DAY 10 (Sunday 9 July): LANA DEL REY
Must-see: As Lana Del Rey’s work grows quieter and more subtle, her popularity seems to only get greater. If her luminous latest album, Did You Know That There’s a Tunnel Under Ocean Blvd, is anything to go by, her headliner on the closing day of BST will be a finale to treasure.
What makes BST one of the UK’s best festivals?
“Something special happens when artists and fans connect at this festival,” says Jim King, CEO of European festivals at AEG. “Watching the world’s biggest artists perform on a summer’s night in the centre of London is a truly amazing experience to be a part of.”
King should know.
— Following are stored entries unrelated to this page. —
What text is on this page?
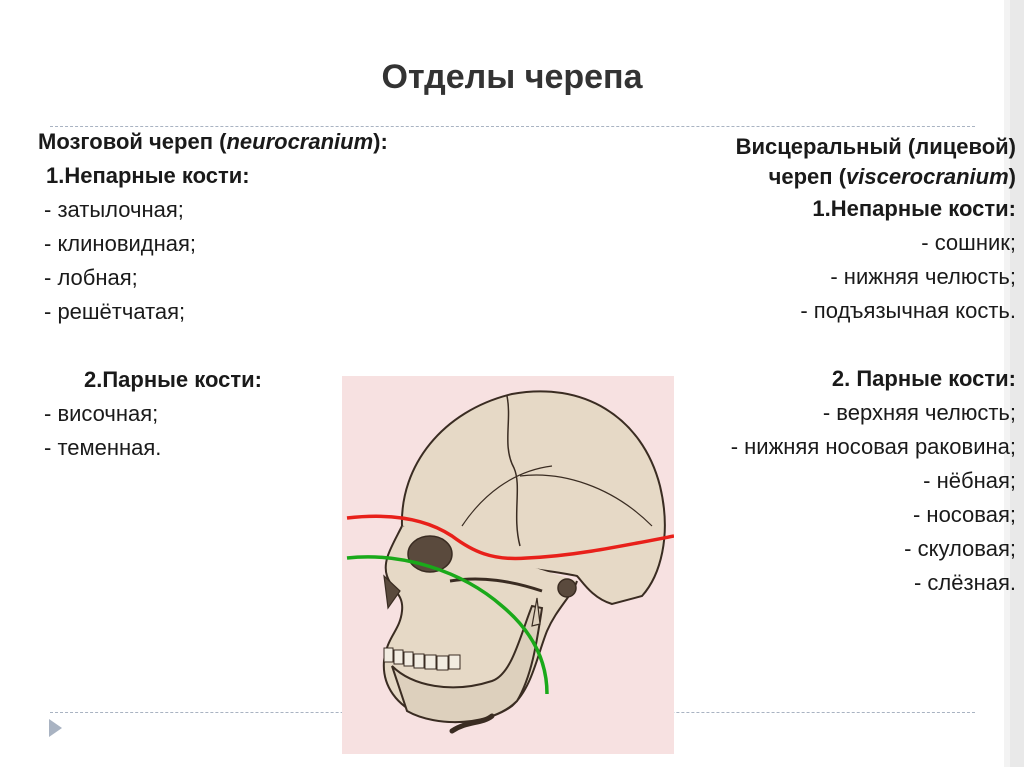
Отделы черепа
Мозговой череп (neurocranium):
1.Непарные кости:
- затылочная;
- клиновидная;
- лобная;
- решётчатая;
2.Парные кости:
- височная;
- теменная.
Висцеральный (лицевой)
череп (viscerocranium)
1.Непарные кости:
- сошник;
- нижняя челюсть;
- подъязычная кость.
2. Парные кости:
- верхняя челюсть;
- нижняя носовая раковина;
- нёбная;
- носовая;
- скуловая;
- слёзная.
He’s been booking acts for American Express presents BST Festival for the past decade. “Every year we try to improve the experience,” he says. “Last year we had a major update with the Great Oak Stage, which now has the biggest festival screen in the world. We’ve added a number of new creative buildings and there’s one in particular I can’t wait to see called The Flatiron. It contains some hard-to-discover immersive experiences that fans should definitely seek out.”
He demurs when asked to disclose the act he’s most excited about this year, but then concedes that, “If I had to choose one, it’s Lana Del Rey. I’ve tried to book her so many times over the years and this will be her first time at BST. I think Lana performing on the Great Oak Stage on the last night will be a special moment.” Why does he think the UK is such a hub for music festivals? “There has always been a huge passion for music in the UK and that extends into outdoor events,” King says. “For sheer scale, creativity and the way fans here embrace festivals so passionately, the UK undoubtedly leads the world – and BST is at the forefront of that.”
How to hack your BST experience
Arrive early. Beat the queues and find your perfect vantage point without having to do a mad scramble. “For me, it’s about creating your own narrative for the day and getting into the right rhythm of the experience as soon as you can,” says Jim King.
Take the VIP route. Upgrade your ticket to get access to special viewing platforms, complimentary bars, the American Express VIP Summer Garden and deluxe restroom facilities, and much more.
Come hungry. Skip breakfast and graze at the array of independent food stalls or snap up one of the last-remaining tables at the Chef’s Table dining experience at The House of Peroni Nastro Azzurro by MOB.
Download the free BST app. Essential for navigating the festival site and finding up-to-date event information. This is also – importantly – where your tickets are stored.
Don’t miss the non-musical events. Open House is BST’s free-to-enter midweek programme of cinema, arts, workshops, family activities and much more. And brand-new Common Ground talks will cover topics around politics, sport, history and current affairs – it kicks off with a debate between Alastair Campbell and John Barnes.
Be open to making new friends. “Connecting with your favourite artist are moments to be treasured,” says Jim King. “And it’s even better to do so with others.”